Dentures can be fixed or removable. Their purpose is to reconstitute, strengthen or complete a tooth following a carious disease or fracture. Some dentures can replace a tooth.
A crown is a prosthetic piece that completely covers the living or devitalized tooth following a very important decay (decay or fracture) and that it does not comprise any more enough healthy natural dental structure to support a composite resin or an Inlay/Onlay (partial restoration in ceramic).
There are several types: metallic, ceramic-metallic and ceramic-ceramic. Their indications will depend on the location and the expected aesthetic result.
The ceramic-metallic crown, as its name says, is composed of: a metal alloy (composing the inside of the crown) and a dental ceramic (on the outside).
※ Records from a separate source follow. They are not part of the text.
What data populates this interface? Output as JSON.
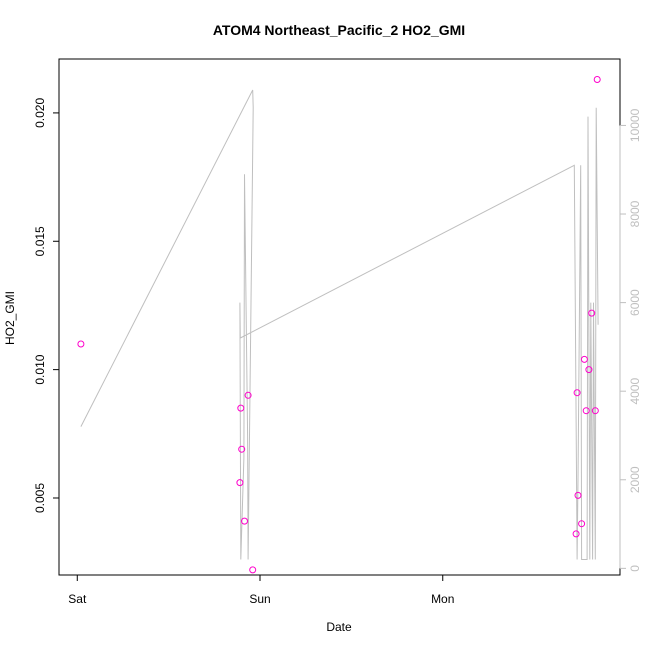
{
  "chart_data": {
    "type": "scatter",
    "title": "ATOM4 Northeast_Pacific_2 HO2_GMI",
    "xlabel": "Date",
    "ylabel": "HO2_GMI",
    "x_ticks": [
      "Sat",
      "Sun",
      "Mon"
    ],
    "x_tick_positions_days": [
      0,
      1,
      2
    ],
    "xlim_days": [
      -0.1,
      2.97
    ],
    "ylim": [
      0.002,
      0.0221
    ],
    "y_ticks": [
      0.005,
      0.01,
      0.015,
      0.02
    ],
    "y_tick_labels": [
      "0.005",
      "0.010",
      "0.015",
      "0.020"
    ],
    "y2lim": [
      -150,
      11500
    ],
    "y2_ticks": [
      0,
      2000,
      4000,
      6000,
      8000,
      10000
    ],
    "y2_tick_labels": [
      "0",
      "2000",
      "4000",
      "6000",
      "8000",
      "10000"
    ],
    "grid": false,
    "legend": "none",
    "colors": {
      "points": "#ff00cc",
      "line": "#bfbfbf",
      "right_axis": "#bfbfbf",
      "axis": "#000000"
    },
    "series": [
      {
        "kind": "points",
        "axis": "left",
        "x_days": [
          0.02,
          0.89,
          0.895,
          0.9,
          0.915,
          0.935,
          0.96,
          2.73,
          2.735,
          2.74,
          2.76,
          2.775,
          2.785,
          2.8,
          2.815,
          2.835,
          2.845
        ],
        "y": [
          0.011,
          0.0056,
          0.0085,
          0.0069,
          0.0041,
          0.009,
          0.0022,
          0.0036,
          0.0091,
          0.0051,
          0.004,
          0.0104,
          0.0084,
          0.01,
          0.0122,
          0.0084,
          0.0213
        ]
      },
      {
        "kind": "line",
        "axis": "right",
        "x_days": [
          0.02,
          0.96,
          0.963,
          0.935,
          0.932,
          0.915,
          0.912,
          0.895,
          0.89,
          0.892,
          2.72,
          2.735,
          2.74,
          2.755,
          2.76,
          2.79,
          2.795,
          2.805,
          2.81,
          2.82,
          2.825,
          2.835,
          2.84,
          2.85
        ],
        "y2": [
          3200,
          10800,
          10400,
          200,
          3000,
          8900,
          2500,
          200,
          6000,
          5200,
          9100,
          200,
          2000,
          9100,
          200,
          200,
          10200,
          200,
          6000,
          200,
          6000,
          200,
          10400,
          5500
        ]
      }
    ]
  }
}
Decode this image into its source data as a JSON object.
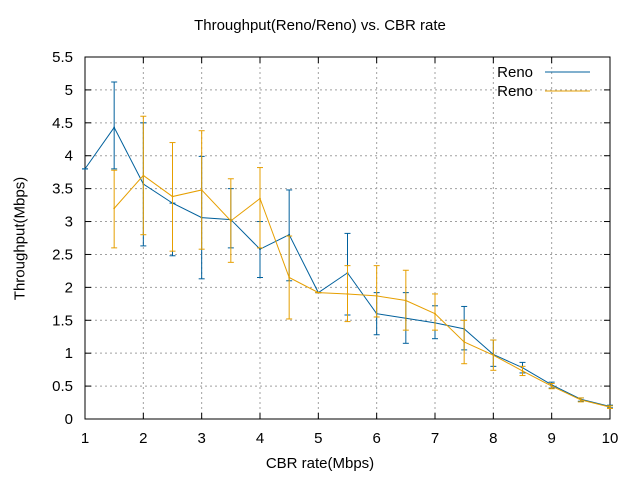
{
  "chart_data": {
    "type": "line",
    "title": "Throughput(Reno/Reno) vs. CBR rate",
    "xlabel": "CBR rate(Mbps)",
    "ylabel": "Throughput(Mbps)",
    "xlim": [
      1,
      10
    ],
    "ylim": [
      0,
      5.5
    ],
    "xticks": [
      1,
      2,
      3,
      4,
      5,
      6,
      7,
      8,
      9,
      10
    ],
    "yticks": [
      0,
      0.5,
      1,
      1.5,
      2,
      2.5,
      3,
      3.5,
      4,
      4.5,
      5,
      5.5
    ],
    "grid": true,
    "legend_position": "top-right",
    "error_bars": true,
    "series": [
      {
        "name": "Reno",
        "color": "#00609c",
        "x": [
          1,
          1.5,
          2,
          2.5,
          3,
          3.5,
          4,
          4.5,
          5,
          5.5,
          6,
          6.5,
          7,
          7.5,
          8,
          8.5,
          9,
          9.5,
          10
        ],
        "y": [
          3.8,
          4.43,
          3.57,
          3.28,
          3.06,
          3.03,
          2.58,
          2.8,
          1.92,
          2.22,
          1.6,
          1.53,
          1.46,
          1.37,
          0.98,
          0.78,
          0.52,
          0.3,
          0.19
        ],
        "err_low": [
          3.8,
          3.8,
          2.63,
          2.48,
          2.13,
          2.6,
          2.15,
          2.1,
          1.92,
          1.58,
          1.28,
          1.15,
          1.22,
          1.05,
          0.8,
          0.7,
          0.47,
          0.27,
          0.17
        ],
        "err_high": [
          3.8,
          5.12,
          4.5,
          3.28,
          3.99,
          3.5,
          3.0,
          3.48,
          1.92,
          2.82,
          1.92,
          1.92,
          1.72,
          1.71,
          1.2,
          0.86,
          0.56,
          0.32,
          0.21
        ]
      },
      {
        "name": "Reno",
        "color": "#e69f00",
        "x": [
          1.5,
          2,
          2.5,
          3,
          3.5,
          4,
          4.5,
          5,
          5.5,
          6,
          6.5,
          7,
          7.5,
          8,
          8.5,
          9,
          9.5,
          10
        ],
        "y": [
          3.2,
          3.7,
          3.38,
          3.48,
          3.01,
          3.35,
          2.15,
          1.92,
          1.9,
          1.87,
          1.8,
          1.6,
          1.17,
          0.97,
          0.73,
          0.5,
          0.29,
          0.18
        ],
        "err_low": [
          2.6,
          2.8,
          2.55,
          2.58,
          2.38,
          2.6,
          1.52,
          1.92,
          1.48,
          1.55,
          1.35,
          1.35,
          0.84,
          0.74,
          0.66,
          0.46,
          0.26,
          0.16
        ],
        "err_high": [
          3.78,
          4.6,
          4.2,
          4.38,
          3.65,
          3.82,
          2.78,
          1.92,
          2.33,
          2.33,
          2.26,
          1.9,
          1.5,
          1.2,
          0.8,
          0.54,
          0.32,
          0.2
        ]
      }
    ]
  }
}
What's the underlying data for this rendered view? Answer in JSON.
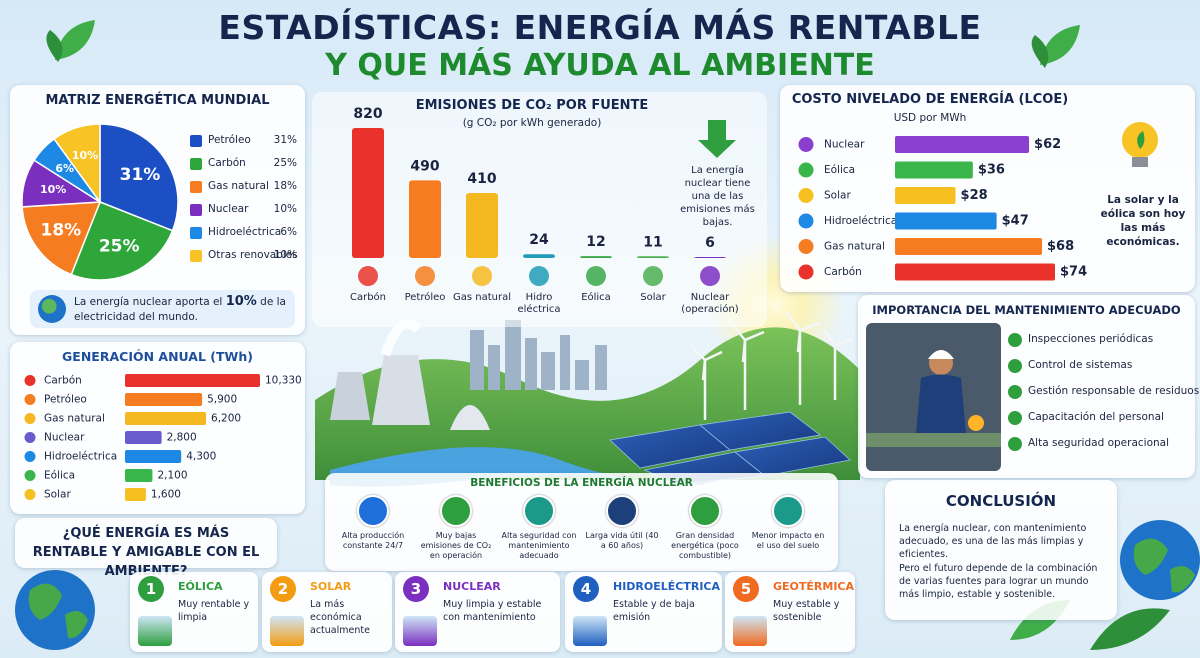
{
  "header": {
    "title_line1": "ESTADÍSTICAS: ENERGÍA MÁS RENTABLE",
    "title_line2": "Y QUE MÁS AYUDA AL AMBIENTE"
  },
  "chart_data": [
    {
      "type": "pie",
      "title": "MATRIZ ENERGÉTICA MUNDIAL",
      "categories": [
        "Petróleo",
        "Carbón",
        "Gas natural",
        "Nuclear",
        "Hidroeléctrica",
        "Otras renovables"
      ],
      "values": [
        31,
        25,
        18,
        10,
        6,
        10
      ],
      "value_labels": [
        "31%",
        "25%",
        "18%",
        "10%",
        "6%",
        "10%"
      ],
      "colors": [
        "#1d4fc4",
        "#2ea63a",
        "#f57c20",
        "#7b2fbf",
        "#1e88e5",
        "#f7c325"
      ]
    },
    {
      "type": "bar",
      "title": "EMISIONES DE CO₂ POR FUENTE",
      "subtitle": "(g CO₂ por kWh generado)",
      "categories": [
        "Carbón",
        "Petróleo",
        "Gas natural",
        "Hidro eléctrica",
        "Eólica",
        "Solar",
        "Nuclear (operación)"
      ],
      "values": [
        820,
        490,
        410,
        24,
        12,
        11,
        6
      ],
      "colors": [
        "#e8322b",
        "#f57c20",
        "#f5b820",
        "#1f9bb5",
        "#3aa84a",
        "#4caf50",
        "#7b2fbf"
      ],
      "annotation": "La energía nuclear tiene una de las emisiones más bajas."
    },
    {
      "type": "hbar",
      "title": "COSTO NIVELADO DE ENERGÍA (LCOE)",
      "subtitle": "USD por MWh",
      "categories": [
        "Nuclear",
        "Eólica",
        "Solar",
        "Hidroeléctrica",
        "Gas natural",
        "Carbón"
      ],
      "values": [
        62,
        36,
        28,
        47,
        68,
        74
      ],
      "value_labels": [
        "$62",
        "$36",
        "$28",
        "$47",
        "$68",
        "$74"
      ],
      "colors": [
        "#8a3fd1",
        "#3ab54a",
        "#f5c020",
        "#1e88e5",
        "#f57c20",
        "#e8322b"
      ],
      "annotation": "La solar y la eólica son hoy las más económicas."
    },
    {
      "type": "hbar",
      "title": "GENERACIÓN ANUAL (TWh)",
      "categories": [
        "Carbón",
        "Petróleo",
        "Gas natural",
        "Nuclear",
        "Hidroeléctrica",
        "Eólica",
        "Solar"
      ],
      "values": [
        10330,
        5900,
        6200,
        2800,
        4300,
        2100,
        1600
      ],
      "value_labels": [
        "10,330",
        "5,900",
        "6,200",
        "2,800",
        "4,300",
        "2,100",
        "1,600"
      ],
      "colors": [
        "#e8322b",
        "#f57c20",
        "#f5b820",
        "#6a5acd",
        "#1e88e5",
        "#3ab54a",
        "#f5c020"
      ]
    }
  ],
  "nuclear_note": {
    "before": "La energía nuclear aporta el",
    "highlight": "10%",
    "after": "de la electricidad del mundo."
  },
  "maintenance": {
    "title": "IMPORTANCIA DEL MANTENIMIENTO ADECUADO",
    "items": [
      "Inspecciones periódicas",
      "Control de sistemas",
      "Gestión responsable de residuos",
      "Capacitación del personal",
      "Alta seguridad operacional"
    ]
  },
  "benefits": {
    "title": "BENEFICIOS DE LA ENERGÍA NUCLEAR",
    "items": [
      "Alta producción constante 24/7",
      "Muy bajas emisiones de CO₂ en operación",
      "Alta seguridad con mantenimiento adecuado",
      "Larga vida útil (40 a 60 años)",
      "Gran densidad energética (poco combustible)",
      "Menor impacto en el uso del suelo"
    ],
    "colors": [
      "#1e6fd9",
      "#2e9e3e",
      "#1b9a8a",
      "#1d3f7a",
      "#2e9e3e",
      "#1b9a8a"
    ]
  },
  "question": "¿QUÉ ENERGÍA ES MÁS RENTABLE Y AMIGABLE CON EL AMBIENTE?",
  "ranking": [
    {
      "number": 1,
      "name": "EÓLICA",
      "description": "Muy rentable y limpia",
      "color": "#2e9e3e"
    },
    {
      "number": 2,
      "name": "SOLAR",
      "description": "La más económica actualmente",
      "color": "#f39c12"
    },
    {
      "number": 3,
      "name": "NUCLEAR",
      "description": "Muy limpia y estable con mantenimiento",
      "color": "#7b2fbf"
    },
    {
      "number": 4,
      "name": "HIDROELÉCTRICA",
      "description": "Estable y de baja emisión",
      "color": "#1f5fbf"
    },
    {
      "number": 5,
      "name": "GEOTÉRMICA",
      "description": "Muy estable y sostenible",
      "color": "#f06a1f"
    }
  ],
  "conclusion": {
    "title": "CONCLUSIÓN",
    "paragraphs": [
      "La energía nuclear, con mantenimiento adecuado, es una de las más limpias y eficientes.",
      "Pero el futuro depende de la combinación de varias fuentes para lograr un mundo más limpio, estable y sostenible."
    ]
  }
}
The alloy serves as a base (metallic skeleton) to support the ceramic that will cover it.
However, it will tend to look more opaque than normal teeth.
The ceramic-ceramic crown is a crown made entirely of ceramic, which gives it light transmission characteristics similar to natural teeth.
This type of crown will also have a better adaptation to the periodontium (gums).
Very often, a crown is made on a devitalized tooth. In some cases, an additional anchor called a post, pivot or inlay-core is added to the root of the tooth for better stability of the crown.
The crown will come on top of this anchor.
How is a crown placed?
Two sessions are required:
1/ Preparation of the tooth (or teeth) that will receive the crown: under local anesthesia, the tooth is prepared with a bur. Then, an impression of the tooth is taken, before closing the tooth with a temporary resin crown.
A dental technician will custom make the dental crown (based on the impression of the teeth, photos taken, and the shade of the patient’s teeth).
2/ Placement of the crown using a cement sealant. And finally the last adjustments of the occlusion so that the tooth is perfectly adapted to its neighbors during mastication.